Thursday, April 7, 2011

The truth about heirloom tomatoes

The truth about Heirloom tomatoes.
Like every other city dweller, I eagerly traipse to the farmer’s market armed with my re-cycled, Eco-cotton bag with the nice orange flowers on the front, bought at a  sustainable, organic store to buy vegetables.

I buy peppers. Strange, twisted shapes, elongated and pointy with the prettiest graduation of colours. I buy radishes. Achingly pretty in many different hues from cerise striped with a brush of palest pink to deep crimson red. I buy chili peppers, all shapes, sizes and colours. Kale, purple and long, elegantly shaped, blue – green. I buy 4 different types of Basil, each with its own distinctive aroma of some other gorgeous basil partner. Lime, lemon, Thai, purple.

And then, there are the tomatoes. Wringing my hands in frustration in case I miss even one of the varieties, I fill a bag with black Russian, Zebra, Brandywine, Caspian Pink, Black Krim and Pruden’s Purple. The baby cherry tomatoes, nicknamed 'adult candy', are so sweet and sublime I buy two cases to take home.

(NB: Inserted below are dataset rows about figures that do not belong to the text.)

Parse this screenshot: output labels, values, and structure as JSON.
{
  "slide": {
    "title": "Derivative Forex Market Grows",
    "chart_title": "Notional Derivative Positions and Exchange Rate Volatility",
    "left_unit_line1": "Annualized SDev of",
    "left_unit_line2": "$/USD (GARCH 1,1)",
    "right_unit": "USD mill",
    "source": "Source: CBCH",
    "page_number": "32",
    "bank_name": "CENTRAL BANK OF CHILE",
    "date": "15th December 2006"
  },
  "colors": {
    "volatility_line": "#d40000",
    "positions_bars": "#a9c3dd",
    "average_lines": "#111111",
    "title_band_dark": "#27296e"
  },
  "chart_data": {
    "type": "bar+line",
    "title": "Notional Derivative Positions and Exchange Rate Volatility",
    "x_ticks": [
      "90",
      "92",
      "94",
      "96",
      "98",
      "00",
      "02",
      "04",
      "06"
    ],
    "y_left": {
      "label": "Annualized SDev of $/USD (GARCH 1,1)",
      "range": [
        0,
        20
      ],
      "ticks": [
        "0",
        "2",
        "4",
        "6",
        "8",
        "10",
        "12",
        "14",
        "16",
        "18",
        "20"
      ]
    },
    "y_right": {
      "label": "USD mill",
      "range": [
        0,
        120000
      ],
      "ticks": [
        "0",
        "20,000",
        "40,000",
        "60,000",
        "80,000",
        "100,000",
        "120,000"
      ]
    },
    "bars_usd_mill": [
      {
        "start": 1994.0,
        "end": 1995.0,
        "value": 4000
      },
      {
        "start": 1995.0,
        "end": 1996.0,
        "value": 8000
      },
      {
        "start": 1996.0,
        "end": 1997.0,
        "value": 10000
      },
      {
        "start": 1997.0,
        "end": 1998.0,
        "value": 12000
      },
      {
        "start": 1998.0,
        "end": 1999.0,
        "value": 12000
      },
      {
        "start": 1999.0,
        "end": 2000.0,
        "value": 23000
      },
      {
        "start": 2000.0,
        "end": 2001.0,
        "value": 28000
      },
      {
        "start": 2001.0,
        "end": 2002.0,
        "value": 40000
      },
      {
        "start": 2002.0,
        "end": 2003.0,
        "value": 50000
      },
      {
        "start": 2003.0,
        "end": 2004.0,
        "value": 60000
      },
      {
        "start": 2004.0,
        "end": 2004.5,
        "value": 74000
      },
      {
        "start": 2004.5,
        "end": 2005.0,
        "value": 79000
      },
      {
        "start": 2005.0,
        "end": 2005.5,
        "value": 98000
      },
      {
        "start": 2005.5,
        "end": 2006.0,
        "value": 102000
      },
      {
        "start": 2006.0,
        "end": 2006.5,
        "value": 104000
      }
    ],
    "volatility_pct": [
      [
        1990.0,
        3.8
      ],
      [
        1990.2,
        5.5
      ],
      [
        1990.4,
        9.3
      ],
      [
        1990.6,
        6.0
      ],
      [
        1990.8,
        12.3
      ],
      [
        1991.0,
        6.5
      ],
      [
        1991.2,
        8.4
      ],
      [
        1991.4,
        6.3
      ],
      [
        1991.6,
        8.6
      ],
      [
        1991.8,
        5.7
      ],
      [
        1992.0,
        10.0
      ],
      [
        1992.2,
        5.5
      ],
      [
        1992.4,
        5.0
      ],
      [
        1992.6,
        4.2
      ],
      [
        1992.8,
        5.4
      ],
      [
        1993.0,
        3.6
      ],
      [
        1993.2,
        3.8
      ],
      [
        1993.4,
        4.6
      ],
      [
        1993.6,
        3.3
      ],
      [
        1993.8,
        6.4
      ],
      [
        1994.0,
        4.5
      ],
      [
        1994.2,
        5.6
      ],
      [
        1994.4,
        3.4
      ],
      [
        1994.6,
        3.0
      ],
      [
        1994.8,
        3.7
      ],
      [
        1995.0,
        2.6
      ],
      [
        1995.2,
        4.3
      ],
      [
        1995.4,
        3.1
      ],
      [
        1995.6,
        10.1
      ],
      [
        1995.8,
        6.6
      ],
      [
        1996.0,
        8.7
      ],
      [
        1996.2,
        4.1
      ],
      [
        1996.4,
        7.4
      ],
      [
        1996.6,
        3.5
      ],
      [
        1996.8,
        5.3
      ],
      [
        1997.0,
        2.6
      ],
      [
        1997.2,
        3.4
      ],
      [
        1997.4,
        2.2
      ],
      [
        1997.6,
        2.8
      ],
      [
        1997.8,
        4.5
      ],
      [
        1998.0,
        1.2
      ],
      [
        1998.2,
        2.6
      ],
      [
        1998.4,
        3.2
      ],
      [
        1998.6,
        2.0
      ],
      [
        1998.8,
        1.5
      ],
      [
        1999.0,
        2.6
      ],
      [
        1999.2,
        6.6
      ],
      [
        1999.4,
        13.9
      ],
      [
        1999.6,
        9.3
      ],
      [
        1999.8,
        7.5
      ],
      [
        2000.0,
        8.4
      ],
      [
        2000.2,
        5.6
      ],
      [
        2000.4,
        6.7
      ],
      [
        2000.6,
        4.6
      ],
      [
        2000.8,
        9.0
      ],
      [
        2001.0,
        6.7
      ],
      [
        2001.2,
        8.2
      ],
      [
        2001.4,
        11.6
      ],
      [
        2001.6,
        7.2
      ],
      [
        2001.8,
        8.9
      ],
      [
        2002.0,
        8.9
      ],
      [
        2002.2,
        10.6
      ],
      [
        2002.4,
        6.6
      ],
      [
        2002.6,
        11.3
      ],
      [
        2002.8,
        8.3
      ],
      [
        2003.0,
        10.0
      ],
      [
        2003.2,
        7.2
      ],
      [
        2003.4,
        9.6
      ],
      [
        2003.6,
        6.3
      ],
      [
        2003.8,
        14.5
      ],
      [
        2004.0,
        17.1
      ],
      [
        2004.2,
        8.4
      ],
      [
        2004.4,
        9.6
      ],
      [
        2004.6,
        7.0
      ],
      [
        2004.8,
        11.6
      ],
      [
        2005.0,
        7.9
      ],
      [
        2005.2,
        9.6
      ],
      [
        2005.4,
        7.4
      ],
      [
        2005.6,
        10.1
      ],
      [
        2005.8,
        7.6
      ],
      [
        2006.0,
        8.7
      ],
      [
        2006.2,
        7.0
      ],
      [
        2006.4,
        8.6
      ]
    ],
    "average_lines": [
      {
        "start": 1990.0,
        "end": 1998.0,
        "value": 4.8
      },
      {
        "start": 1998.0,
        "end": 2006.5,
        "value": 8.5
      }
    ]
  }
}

Armed with my treasure trove of precious gems, sparkling with multi-coloured lusciousness, I walk home satisfied that I am so enlightened and well adjusted as to avoid the drab of supermarkets.

My bounty fills many bowls and containers in my kitchen, giving me a sense of domestic bliss as they smile so gorgeously at me with endless culinary possibilities.

Then they rot and fill the apartment with fruit flies that bite you in many places.


The truth is that as much as I adore these elite vegetables, I buy them mainly to make my kitchen look good and to give myself some satisfaction that I know good food. My friend once commented that everything I buy from the farmer’s market looks old. Being already a week in the bowl and despite my insistence that the non-use of chemicals will give a tomato a more rustic look, I had to secretly agree.


Of course, I do try to use a lot of the veg for cooking, but I do find myself holding back so that some of the more beautiful specimens remain in their bowls a little longer. The answer, I know, of course, is to only buy enough to use within the next few days, so that the quality of these vegetables can really be appreciated. But each week when I find I have spent another $60 on food that will only be half used, I realize that the artist within me and the desire to make my kitchen a cook book showroom is winning.



This, I discovered, is a good way to use the vegetables immediately.

Tomato sauce.

1-2 lbs tomatoes.
1 small onion, chopped
1 garlic clove, chopped
½ piece celery, chopped
½ chili, chopped
I bay leaf
½ tsp salt (or to taste)
1 tsp good quality balsamic or red wine vinegar
A very large handful of torn basil, (any type or a mixture)
Olive oil

1. Heat the oil and saute the garlic, onion, chili, celery and bay leaf over low heat until soft, about 10 minutes.

2. Add the tomatoes and increase the heat a little. Stir well, cover and cook slowly for about 1 hour until soft.

3. Add the salt and cook, uncovered to evaporate some liquid and thicken.

4. Add the vinegar and basil, stir again and cook for a further 5 minutes.


Enjoy this sauce with pasta, vegetables, make into soup with some stock or water or freeze.



This recipe means I can feel happy knowing the radishes have been used and it also looks beautiful in the fridge with it’s hues of pink and orange.



Pickled Radishes

A bunch of radishes, 6- 10
1 small red onion, sliced
1 chili, sliced, (remove seeds to lessen heat)
½ carrot, sliced into matchsticks
1 cup white wine vinegar (or apple cider vinegar)
1 tbsp coriander (ground or seeds)
6 tbsp sugar
5 bay leaves
2 tbsp salt
Olive oil


1. Wipe and slice the radishes

2.Place radishes, onion, chili and carrot in a small saucepan and add a little olive oil. Heat through and cook on a gentle heat until the veg are soft but still crunchy.

3. Heat the sugar and vinegar in a saucepan until the sugar has dissolved, add other ingredients and stir.

4. Once cooled, place the vegetables in a glass jar and pour the pickling liquid on top. (Sometimes there is not enough liquid, so repeat step 2.)

5. Seal the jar, leave to cool and place in refrigerator. It should be ready in two weeks.